Track 1: AI - Intelligent Artifice? - part 2
Can value alignment solve the control problem for AI?
Some worry that as AI-systems become more capable and more integrated in society, we will lose control over those systems. The loss of control, some worry, may yield bad or even catastrophic outcomes. Some think that we can solve this problem in a way that avoids having to have control, simply by ensuring that the systems are value-aligned. Here is argued that value-alignment cannot solve the control problem, unless the value-alignment includes a notion of control.
Ethical oversight of algorithmic systems – contextualizing the call for increased governance in the Dutch public sector
The increasing integration of algorithms into various aspects of society has raised concerns about potential biases, ethical implications, and the lack of transparency governing decision-making processes, which in turn led to a call for increased oversight. This paper will contextualise the call for increased ethical governance and oversight of algorithmic systems used within the Dutch public sector, by focusing on the aim of the proposed governance mechanisms and instruments.
AI is not alone: Meaningful Human Control in AI-based Sociotechnical Systems
When Artificial Intelligence (AI) systems are deployed, they are used in a particular setting.
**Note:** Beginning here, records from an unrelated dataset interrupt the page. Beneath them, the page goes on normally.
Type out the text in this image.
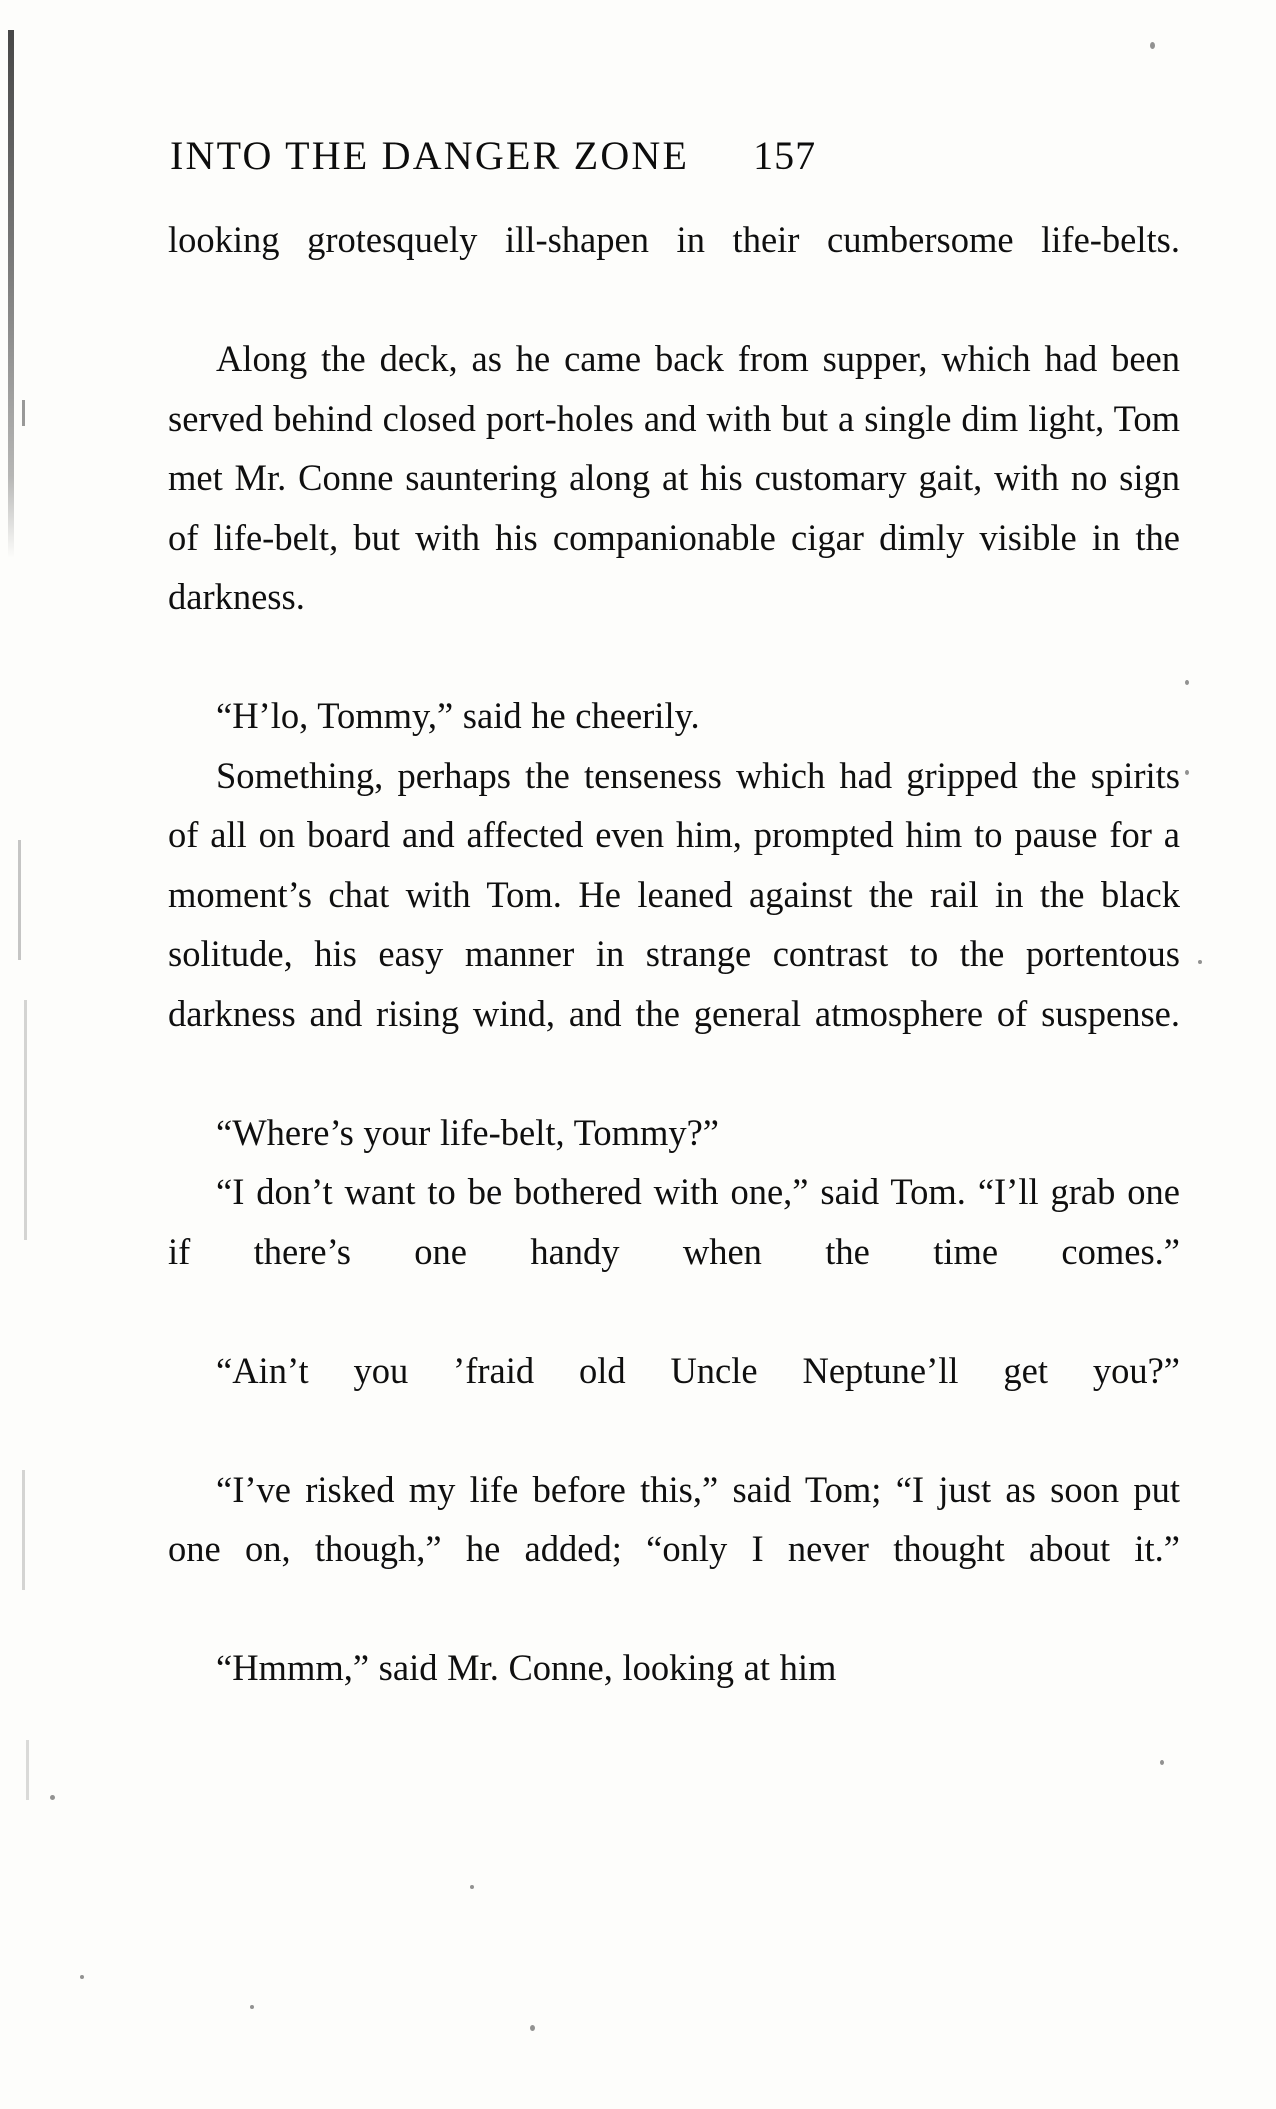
INTO THE DANGER ZONE 157

looking grotesquely ill-shapen in their cumbersome life-belts.

Along the deck, as he came back from supper, which had been served behind closed port-holes and with but a single dim light, Tom met Mr. Conne sauntering along at his customary gait, with no sign of life-belt, but with his companionable cigar dimly visible in the darkness.

“H’lo, Tommy,” said he cheerily.

Something, perhaps the tenseness which had gripped the spirits of all on board and affected even him, prompted him to pause for a moment’s chat with Tom. He leaned against the rail in the black solitude, his easy manner in strange contrast to the portentous darkness and rising wind, and the general atmosphere of suspense.

“Where’s your life-belt, Tommy?”

“I don’t want to be bothered with one,” said Tom. “I’ll grab one if there’s one handy when the time comes.”

“Ain’t you ’fraid old Uncle Neptune’ll get you?”

“I’ve risked my life before this,” said Tom; “I just as soon put one on, though,” he added; “only I never thought about it.”

“Hmmm,” said Mr. Conne, looking at him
In this setting, there are people who are users, developers and other stakeholders that interact with the system directly or indirectly. The particular setting of an AI system that we are concerned with here consists thus of technological artifacts, being the AI system in question as well as any other relevant systems, as well as humans interacting with it. I thus define the AI system and the context it operates in as a sociotechnical system, centered around that specific AI system.